Investment Proximity and Venture Capital Returns
45 Pages Posted: 18 Feb 2020 Last revised: 7 Jul 2020
Date Written: June 30, 2020
Using a large dataset of 82,818 investments in start-up firms from December 1965 through August 2019, we document that the biggest group of investors are venture capital firms (about 79% of all observations). The majority of in-state investments are found clustered in California (with the San Francisco VC Hub), Massachusetts (with the Boston VC Hub) and New York. Returns generated from early round investing to late round decrease generally: early investors generate a higher return than late stage investors, and IPO exits entail the highest return.
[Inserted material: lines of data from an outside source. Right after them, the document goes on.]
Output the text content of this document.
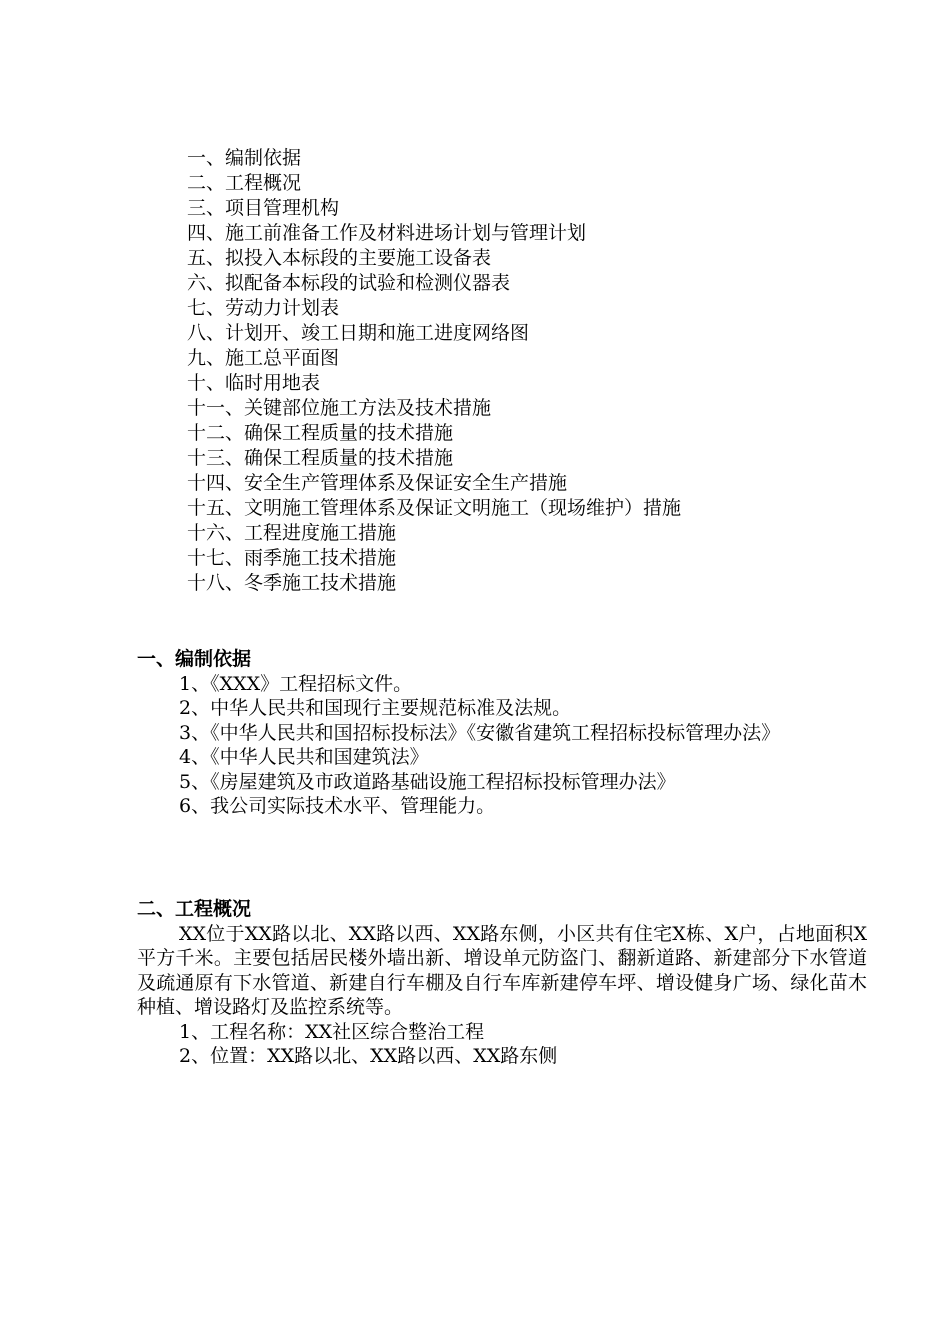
一、编制依据
二、工程概况
三、项目管理机构
四、施工前准备工作及材料进场计划与管理计划
五、拟投入本标段的主要施工设备表
六、拟配备本标段的试验和检测仪器表
七、劳动力计划表
八、计划开、竣工日期和施工进度网络图
九、施工总平面图
十、临时用地表
十一、关键部位施工方法及技术措施
十二、确保工程质量的技术措施
十三、确保工程质量的技术措施
十四、安全生产管理体系及保证安全生产措施
十五、文明施工管理体系及保证文明施工（现场维护）措施
十六、工程进度施工措施
十七、雨季施工技术措施
十八、冬季施工技术措施
一、编制依据

1、《XXX》工程招标文件。

2、中华人民共和国现行主要规范标准及法规。

3、《中华人民共和国招标投标法》《安徽省建筑工程招标投标管理办法》

4、《中华人民共和国建筑法》

5、《房屋建筑及市政道路基础设施工程招标投标管理办法》

6、我公司实际技术水平、管理能力。

二、工程概况

XX位于XX路以北、XX路以西、XX路东侧，小区共有住宅X栋、X户，占地面积X平方千米。主要包括居民楼外墙出新、增设单元防盗门、翻新道路、新建部分下水管道及疏通原有下水管道、新建自行车棚及自行车库新建停车坪、增设健身广场、绿化苗木种植、增设路灯及监控系统等。

1、工程名称：XX社区综合整治工程

2、位置：XX路以北、XX路以西、XX路东侧
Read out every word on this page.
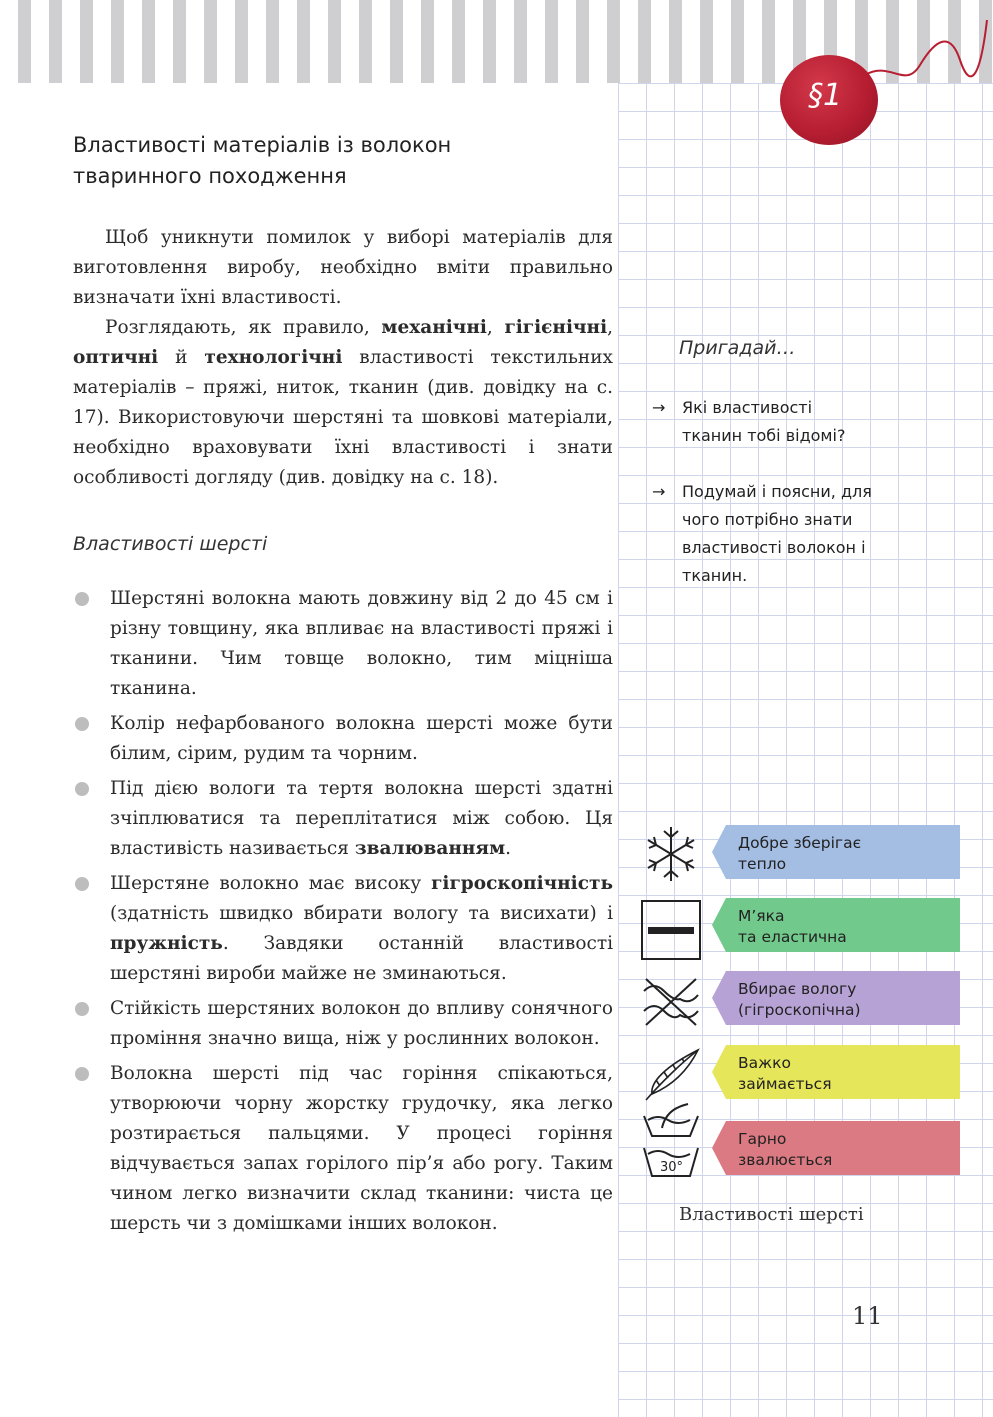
§1
Властивості матеріалів із волокон
тваринного походження

Щоб уникнути помилок у виборі матеріалів для виготовлення виробу, необхідно вміти правильно визначати їхні властивості.

Розглядають, як правило, механічні, гігієнічні, оптичні й технологічні властивості текстильних матеріалів – пряжі, ниток, тканин (див. довідку на с. 17). Використовуючи шерстяні та шовкові матеріали, необхідно враховувати їхні властивості і знати особливості догляду (див. довідку на с. 18).

Властивості шерсті
Шерстяні волокна мають довжину від 2 до 45 см і різну товщину, яка впливає на властивості пряжі і тканини. Чим товще волокно, тим міцніша тканина.
Колір нефарбованого волокна шерсті може бути білим, сірим, рудим та чорним.
Під дією вологи та тертя волокна шерсті здатні зчіплюватися та переплітатися між собою. Ця властивість називається звалюванням.
Шерстяне волокно має високу гігроскопічність (здатність швидко вбирати вологу та висихати) і пружність. Завдяки останній властивості шерстяні вироби майже не зминаються.
Стійкість шерстяних волокон до впливу сонячного проміння значно вища, ніж у рослинних волокон.
Волокна шерсті під час горіння спікаються, утворюючи чорну жорстку грудочку, яка легко розтирається пальцями. У процесі горіння відчувається запах горілого пір’я або рогу. Таким чином легко визначити склад тканини: чиста це шерсть чи з домішками інших волокон.
Пригадай…
→	Які властивості тканин тобі відомі?
→	Подумай і поясни, для чого потрібно знати властивості волокон і тканин.
30°
Добре зберігає
тепло
М’яка
та еластична
Вбирає вологу
(гігроскопічна)
Важко
займається
Гарно
звалюється
Властивості шерсті
11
We find that geographical proximity is significantly and positively associated with cumulative returns or annualized returns, when we use actual distance (in km) between the VC investment firm HQ and portfolio firm HQ, or a cross-region indicator variable when the portfolio firm HQ is out-of-state as compared to VC investment firm HQ. The relation between investment proximity and returns continues to be robust even after controlling for selection bias, and in a matched-sample analysis where we pair each proximate investment with a matched distant investment. We find that VC Director and other outside directors as a proportion of all Directors on the boards on portfolio companies is significantly higher, on average, for in-state and shorter distance investments as compared to out-of-state or longer distance investments, indicating better involvement by VCs in their more proximate investments.
Keywords: VC Investments, Returns, Cumulative Returns, Annualized Returns, Geographical Proximity, Distance, Cross-State Investments, VC Directors, VC Hub, VC favored Industries, Matched-Sample analysis, Selection bias control.